Durability means that once the database confirms COMMIT, the committed changes must survive a crash, restart, or power loss. In practice, databases use transaction logs and durable storage so a completed transaction can be recovered after a failure. Durability does not mean the value can never change again. It means a committed change is not silently lost because the server crashed right after success was reported.
Order Creation Scenario
Creating an order usually needs one transaction:
- Create the order row.
- Create order item rows.
- Decrease stock.
- Write an audit or ledger event.
If stock update fails, all previous steps should roll back. Otherwise the system may show an order that cannot actually be fulfilled.
BEGIN;
UPDATE products
SET stock = stock - 1
WHERE id = 10 AND stock > 0;
-- if 0 rows were affected, rollback
INSERT INTO orders(user_id, status) VALUES (42, 'NEW');
COMMIT;
Expected behavior:
- if
stock > 0, the transaction can commit; - if no stock is available, the transaction should roll back;
- after rollback, there should be no half-created order.

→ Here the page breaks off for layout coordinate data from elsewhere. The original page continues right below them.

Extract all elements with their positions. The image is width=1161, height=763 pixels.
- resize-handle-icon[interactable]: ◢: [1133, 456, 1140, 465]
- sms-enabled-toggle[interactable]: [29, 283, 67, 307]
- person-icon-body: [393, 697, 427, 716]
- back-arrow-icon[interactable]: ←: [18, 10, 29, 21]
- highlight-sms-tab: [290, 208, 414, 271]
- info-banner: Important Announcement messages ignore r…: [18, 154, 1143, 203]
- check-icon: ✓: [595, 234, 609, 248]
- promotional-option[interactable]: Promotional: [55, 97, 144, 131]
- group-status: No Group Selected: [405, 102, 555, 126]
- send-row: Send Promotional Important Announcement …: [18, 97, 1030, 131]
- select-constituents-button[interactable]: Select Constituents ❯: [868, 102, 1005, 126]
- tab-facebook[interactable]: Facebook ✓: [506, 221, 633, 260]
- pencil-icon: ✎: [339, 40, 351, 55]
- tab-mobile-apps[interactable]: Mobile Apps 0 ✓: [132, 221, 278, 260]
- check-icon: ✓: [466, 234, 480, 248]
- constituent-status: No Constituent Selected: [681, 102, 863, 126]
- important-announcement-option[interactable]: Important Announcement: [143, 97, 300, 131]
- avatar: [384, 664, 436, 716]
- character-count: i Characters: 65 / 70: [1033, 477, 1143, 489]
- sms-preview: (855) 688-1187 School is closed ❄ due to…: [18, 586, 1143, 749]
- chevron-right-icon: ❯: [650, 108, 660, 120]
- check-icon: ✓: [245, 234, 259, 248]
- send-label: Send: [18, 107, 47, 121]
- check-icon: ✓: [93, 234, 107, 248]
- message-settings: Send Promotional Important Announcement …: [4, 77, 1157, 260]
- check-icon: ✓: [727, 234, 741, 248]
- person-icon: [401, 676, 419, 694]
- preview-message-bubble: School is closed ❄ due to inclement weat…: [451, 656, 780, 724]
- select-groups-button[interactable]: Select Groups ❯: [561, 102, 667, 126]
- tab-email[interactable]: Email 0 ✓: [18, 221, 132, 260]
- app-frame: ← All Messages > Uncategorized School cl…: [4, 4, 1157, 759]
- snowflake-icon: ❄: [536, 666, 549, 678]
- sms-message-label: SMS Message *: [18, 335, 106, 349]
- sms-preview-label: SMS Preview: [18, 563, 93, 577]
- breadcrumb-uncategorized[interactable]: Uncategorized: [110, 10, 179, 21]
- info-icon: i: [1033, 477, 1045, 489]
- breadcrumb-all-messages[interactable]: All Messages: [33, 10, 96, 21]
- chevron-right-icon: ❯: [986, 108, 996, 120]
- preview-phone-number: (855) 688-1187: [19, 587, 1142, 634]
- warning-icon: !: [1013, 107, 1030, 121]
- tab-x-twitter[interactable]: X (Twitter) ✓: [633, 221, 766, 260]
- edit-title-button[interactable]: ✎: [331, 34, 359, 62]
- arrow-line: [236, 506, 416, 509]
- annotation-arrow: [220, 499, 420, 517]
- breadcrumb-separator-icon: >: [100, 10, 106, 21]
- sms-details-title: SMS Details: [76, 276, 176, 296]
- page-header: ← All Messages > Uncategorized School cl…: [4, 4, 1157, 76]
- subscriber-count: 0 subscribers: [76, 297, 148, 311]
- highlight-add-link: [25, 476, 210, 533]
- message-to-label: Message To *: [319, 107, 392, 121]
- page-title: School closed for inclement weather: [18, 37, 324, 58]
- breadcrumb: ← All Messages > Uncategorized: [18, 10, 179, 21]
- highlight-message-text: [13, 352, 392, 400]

What Can Go Wrong Without Isolation
Concurrency bugs are often rare, which makes them expensive. They appear under load, not during a simple local test.
Common isolation problems:
- lost update: two transactions read the same value, both write a new value, and one change overwrites the other;
- dirty read: one transaction reads data that another transaction has not committed yet;
- non-repeatable read: the same row is read twice in one transaction, but another transaction changes it between reads;
- phantom read: the same query returns a different set of rows because another transaction inserted or deleted matching rows.
Databases fight these problems with locks and versioning. A lock temporarily protects data that is being changed. Versioning lets readers see a stable older version while another transaction prepares a new version. The exact behavior depends on the isolation level.
Common mistakes:
- Very long transactions.
- External API calls inside a database transaction.
- Opening the transaction before validation is done.
- No rollback-path tests.
- Assuming local single-user behavior proves concurrent behavior.
Good practice:
- validate input before opening a transaction;
- keep the transaction short;
- keep only database work inside;
- check affected row counts for conditional updates;
- log rollback reasons;
- monitor rollback rate and deadlocks in production.
Transactions protect business invariants under failures and load. Think of one transaction as one safe boundary for one business operation.
Practice Before the Next Lesson
Re-run the examples from this article on a tiny dataset of 5-10 rows. This step matters because SQL becomes much easier once you execute queries yourself and inspect real tabular output. Start with a plain version of the query, then change one thing at a time and compare behavior or execution plan. If results look wrong, validate each part: filters, selected columns, join conditions, and expected NULL handling.
Quick self-check:
- I can explain the lesson in one simple sentence.
- I can write a basic SQL example from memory.
- I can read query output and explain each column.
- I can name one common mistake and how to avoid it.
In production, monitor rollback rate and deadlocks. These two signals quickly show whether transaction boundaries are too wide or concurrency handling needs revision.
Extra Scenario: Inventory Reservation
In e-commerce, you must not sell more items than available stock. A transaction plus conditional update handles this safely.
BEGIN;
UPDATE products
SET stock = stock - 1
WHERE id = 10 AND stock > 0;
-- if 0 rows affected -> ROLLBACK
COMMIT;
If two buyers attempt the last item concurrently, one succeeds and one gets zero updated rows. This keeps stock consistent.